Ways To Modify Downward Facing Dog Pose In Yoga

One of the most common poses you'll encounter in a yoga class is downward-facing dog. You'll do one if your instructor says, "Take a vinyasa." It's also seen as a resting pose after a hard sequence. But downward-facing dog isn't for everyone, especially for beginners, according to YogaU Online. If your feet are at an awkward angle, you could be putting too much strain on your ankles and knees. According to Yoga Anatomy, downward-facing dog could easily create a shoulder impingement when your lats press down and internally rotate your shoulders. If your forearms aren't active in downward-facing dog, you could also put too much pressure on your elbows and wrists.

TheĀ Living Well Institute says downward-facing dog involves a lot of muscular strength and endurance and mobility in the lower back and pelvis. Because there is so much room for error in the pose, over time, doing it can lead to injury if you're not using proper form. Think of it this way, favoring one foot while you're standing might not be noticeable for a while, but it could lead to an imbalance in the future if you're not careful.

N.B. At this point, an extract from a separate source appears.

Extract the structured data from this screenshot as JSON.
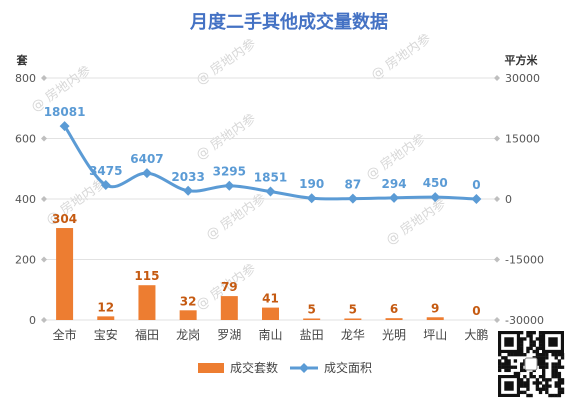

You should avoid downward-facing dog if you have high blood pressure or you're pregnant (via The New York Times). If you have a wrist injury (related to yoga or not), downward dog might not feel very good. If your instructor calls for a downward-facing dog and you'd like to perform a less intense version, here are some ways to modify the pose.

Downward dog modifications

Sometimes downward dog might feel great after certain difficult postures because it helps neutralize the spine, according to Yoga Jala. If it feels painful, you can modify it according to your needs. If your wrists are feeling a pinch, you can fold a yoga strap a few times (or use a folded towel) and place it underneath the heels of your hands. That puts more of the work on your forearms, which should be engaged in downward dog. You can also give your wrists a break in downward-facing dog by coming into dolphin pose, which is a downward dog with your forearms on the mat.

If you feel downward-facing dog is too taxing on your tight shoulders, open your hand position so that your left hand faces 11:00 and your right hand points to 1:00. It also helps to place your hands wider, almost to the width of your mat. You can give your shoulders a beautiful stretch by practicing puppy pose, which is downward dog with your knees on the mat and your hips lifted above or forward of your knees.

Downward facing dog can also challenge your upper body strength. If this is the case, check the distance between your hands and feet. The longer the stance, the more your upper body has to work, so try shortening your stance to reduce the intensity.

How to do downward-facing dog pose

If you're new to yoga and your instructor hasn't quite explained the details of downward-facing dog pose, here's a quick set of cues to remember. Downward dog shouldn't be a hybrid plank pose where there's a bend at your shoulders, according to Yoga Jala. Instead, think of the pose as an inverted V. Your lower back and hamstrings might not have the flexibility (yet) to allow your pelvis to tilt forward, so bend your knees until the pose feels comfortable, according to Yoga Journal. Many people won't be able to get their heels down, and that's ok. If it's more comfortable for you, feel free to roll up the edge of your mat to place under your heels.

Downward-facing dog can get kinda tricky with your arms and hands. To engage your forearms, press the knuckles of your index finger into the mat. Your forearms and hands should be rotating inward while your shoulders have a slight external rotation. You'll engage your triceps as you straighten your elbows and press the mat away from you. Avoid locking your elbows, and keep your upper arms and ears in one line.